Bombs Away- A-37B Dragonfly
Jul 12th 2017
The Cessna A-37 Dragonfly remains one of the most virsitle planes ever produced and has been the Air Forces' Primary trainer for 50 years, even though only 577 were built.
The Super Tweet, is a light attack aircraft that was developed from the T-37 basic trainer in the 1960s and 1970s by Cessna of Wichita, Kansas. It became a workhorse for the Air Force during the vietnam war.
In 1963 modificated were made to the plane that included.
The plane was very reliable and could go longer periods without maintenance. During combat the plane flew low, and slow, it also did not present a good target for the enemy, thus not many were shot down.
In the first 3,000 sorties not one A-37 Dragon was shot down. Crew chiefs loved the plane and and its easy maintenance. They could also be turned around for the next mission in 90 minutes.

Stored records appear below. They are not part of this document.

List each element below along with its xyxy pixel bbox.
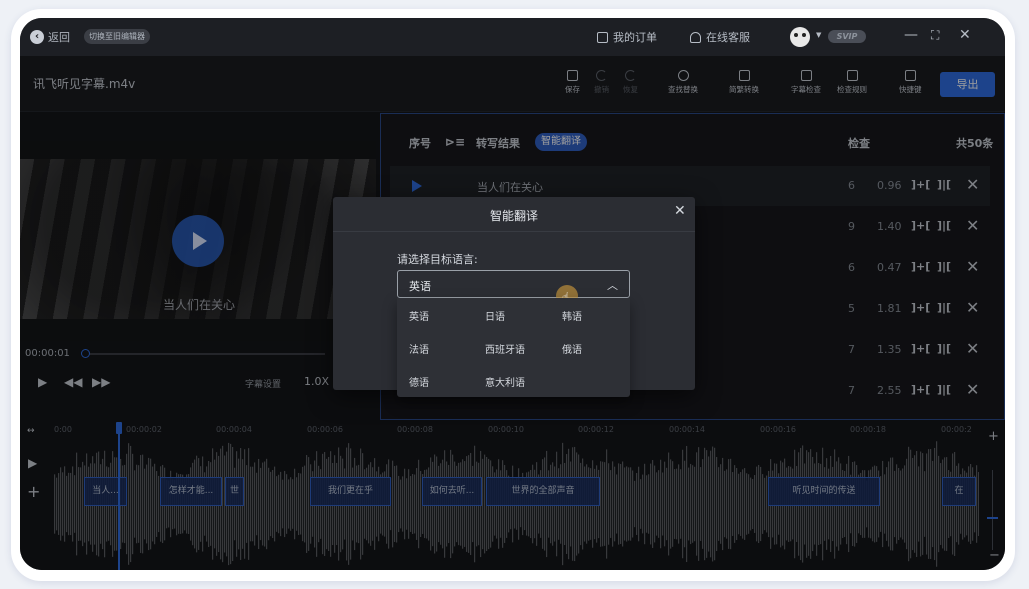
svip-badge: SVIP (828, 30, 866, 43)
chevron-up-icon[interactable]: ︿ (607, 277, 618, 293)
avatar[interactable] (790, 27, 810, 47)
editor-app: ‹ 返回 切换至旧编辑器 我的订单 在线客服 ▼ SVIP — ⛶ ✕ 讯飞听见… (20, 18, 1005, 570)
language-option[interactable]: 日语 (485, 308, 505, 323)
language-option[interactable]: 意大利语 (485, 374, 525, 389)
close-icon[interactable]: ✕ (674, 203, 686, 219)
orders-label: 我的订单 (613, 31, 657, 44)
back-button[interactable]: ‹ 返回 (30, 29, 70, 45)
language-option[interactable]: 西班牙语 (485, 341, 525, 356)
back-arrow-icon: ‹ (30, 30, 44, 44)
close-window-icon[interactable]: ✕ (959, 27, 971, 43)
dialog-title: 智能翻译 (489, 209, 538, 223)
person-icon (690, 31, 701, 43)
selected-language: 英语 (409, 280, 431, 293)
language-option[interactable]: 德语 (409, 374, 429, 389)
back-label: 返回 (48, 31, 70, 44)
language-option[interactable]: 法语 (409, 341, 429, 356)
target-language-label: 请选择目标语言: (397, 253, 478, 266)
title-bar: ‹ 返回 切换至旧编辑器 我的订单 在线客服 ▼ SVIP — ⛶ ✕ (20, 18, 1005, 56)
maximize-icon[interactable]: ⛶ (931, 28, 939, 43)
language-dropdown: 英语 日语 韩语 法语 西班牙语 俄语 德语 意大利语 (397, 298, 630, 397)
caret-down-icon[interactable]: ▼ (816, 31, 821, 39)
language-option[interactable]: 英语 (409, 308, 429, 323)
my-orders-link[interactable]: 我的订单 (597, 29, 657, 45)
support-label: 在线客服 (706, 31, 750, 44)
orders-icon (597, 31, 608, 43)
language-option[interactable]: 俄语 (562, 341, 582, 356)
minimize-icon[interactable]: — (904, 27, 918, 43)
online-support-link[interactable]: 在线客服 (690, 29, 750, 45)
target-language-select[interactable]: 英语 ︿ (397, 270, 630, 307)
dialog-divider (333, 231, 695, 232)
language-option[interactable]: 韩语 (562, 308, 582, 323)
switch-old-editor-button[interactable]: 切换至旧编辑器 (84, 29, 150, 44)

One Pilot Major Richard Martel who had requested not to be assigned to mission where he would have to take life, described a mission that took place on November 29, 1967
“He found himself far from his first-choice assignment, piloting one of two heavily armed A-37s circling atop a stack of Super Sabres at midnight. On the ground 16,000 feet below, in a place called Bu Dop, a special forces air base was under siege by Viet Cong hunkered down in thick jungle. The F-100s rolled in, bombing and strafing, then left the area. Despite the pounding, an anxious forward air controller alerted Martel to a multitude of Viet Cong massing for a final assault. Only the two A-37s remained above the target, both carrying 250- and 500-pound bombs plus six tubes of CBUs—anti-personnel cluster bomb units. Martel radioed the other Dragonfly pilot to extinguish his navigation lights and rotating beacon, then flipped his CBU switches to "HOT."
"We're going down now, lights out, " he told the FAC.
"We're gliding down from altitude completely dark with our throttles pulled all the way back to idle," he recalled. "It's pitch black. The VC think everybody's gone home. They can't see us. They can't even hear us. I dove the last 6,000 to the deck and leveled out at 100 feet. But that's nothing in an A-37."
Tracers from Russian-made 12.7-mm guns swarmed him as he methodically dispersed cluster bombs from rock-throwing altitude. He laid them in a swath 300 meters long. Flying a racetrack pattern, his wingman followed, also strewing the bomb units.
The ambivalent combatant, whose one request was duty in a non-lethal aircraft, paused for an instant four decades later. "We killed them all," he continued quietly. "We killed over 200 of them on one run." Both A-37s climbed away, then returned to take out gun emplacements with hard bombs. "The base was saved."
Even though the A-37 had flown over 160,000 combat sorties there were only 22 USAF losses. After the Vietnam was over the remaining planes were used by the Air National Guard and Air Force Reserve. The $400,000 Dragonfly gave up its role to the $8 million (in 1980 dollars) Warthog.
These two notable pilots of the A-37 gained fame and went on to great things. Lieutenant General John Bradley, with half of his 7,000 hours in A-37s, became chief of the Air Force Reserve. Astronaut John Blaha rose from A-37s to command space shuttles, and become a veteran of six Space Shuttle missions and a stay on the Mir space station.